Als die Sonne vom Himmel fiel, Eine Spurensuche in Hiroshima

Sendezeit: 22:25 - 23:45, 04.08.2020
Genre: Dokumentarfilm
  • Von: Aya Domenig
Schweiz / Finnland / Japan Regisseurin Aya Domenig begibt sich auf die Spuren ihres verstorbenen Großvaters, der nach dem Abwurf der Atombombe 1945 als junger Arzt in einem Krankenhaus in Hiroshima gearbeitet hat.
Die Filmemacherin spricht mit Zeitzeugen und Kollegen ihres Großvaters. Diese sind trotz hohen Alters auch heute noch fast täglich unterwegs, um öffentlich über die Gefahr der Atomkraft zu sprechen - auch die ihrer "friedlichen" Nutzung.

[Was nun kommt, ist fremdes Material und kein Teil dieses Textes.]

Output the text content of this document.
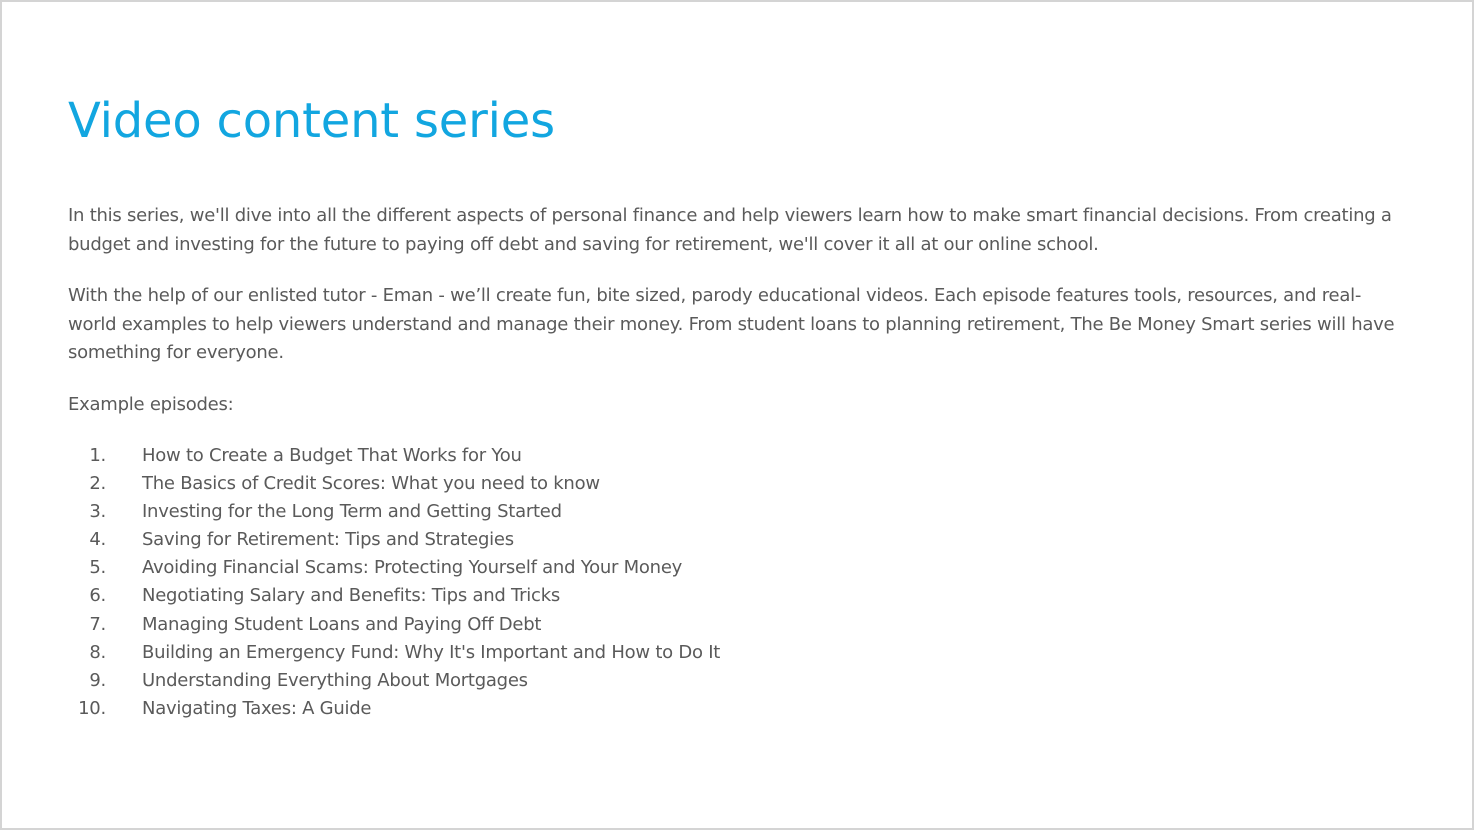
Video content series

In this series, we'll dive into all the different aspects of personal finance and help viewers learn how to make smart financial decisions. From creating a budget and investing for the future to paying off debt and saving for retirement, we'll cover it all at our online school.

With the help of our enlisted tutor - Eman - we’ll create fun, bite sized, parody educational videos. Each episode features tools, resources, and real-world examples to help viewers understand and manage their money. From student loans to planning retirement, The Be Money Smart series will have something for everyone.

Example episodes:

1. How to Create a Budget That Works for You
2. The Basics of Credit Scores: What you need to know
3. Investing for the Long Term and Getting Started
4. Saving for Retirement: Tips and Strategies
5. Avoiding Financial Scams: Protecting Yourself and Your Money
6. Negotiating Salary and Benefits: Tips and Tricks
7. Managing Student Loans and Paying Off Debt
8. Building an Emergency Fund: Why It's Important and How to Do It
9. Understanding Everything About Mortgages
10. Navigating Taxes: A Guide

Als am 6. August 1945 um 8.15 Uhr die Atombombe über Hiroshima detonierte, befand sich der Großvater von Aya Domenig auf dem Weg zur Arbeit im Rotkreuzspital in Hiroshima. Durchs Fenster der Eisenbahn sah er den Blitz des aufsteigenden Atompilzes. Über viele Umwege erreichte er den Arbeitsplatz. Seine Familie, die etwa 75 Kilometer außerhalb wohnte, sah er erst zehn Tage später wieder. Nach dem Abwurf starben circa 80 000 Menschen sofort, noch Jahre danach kamen aufgrund der unsichtbaren Verstrahlung Zehntausende ums Leben.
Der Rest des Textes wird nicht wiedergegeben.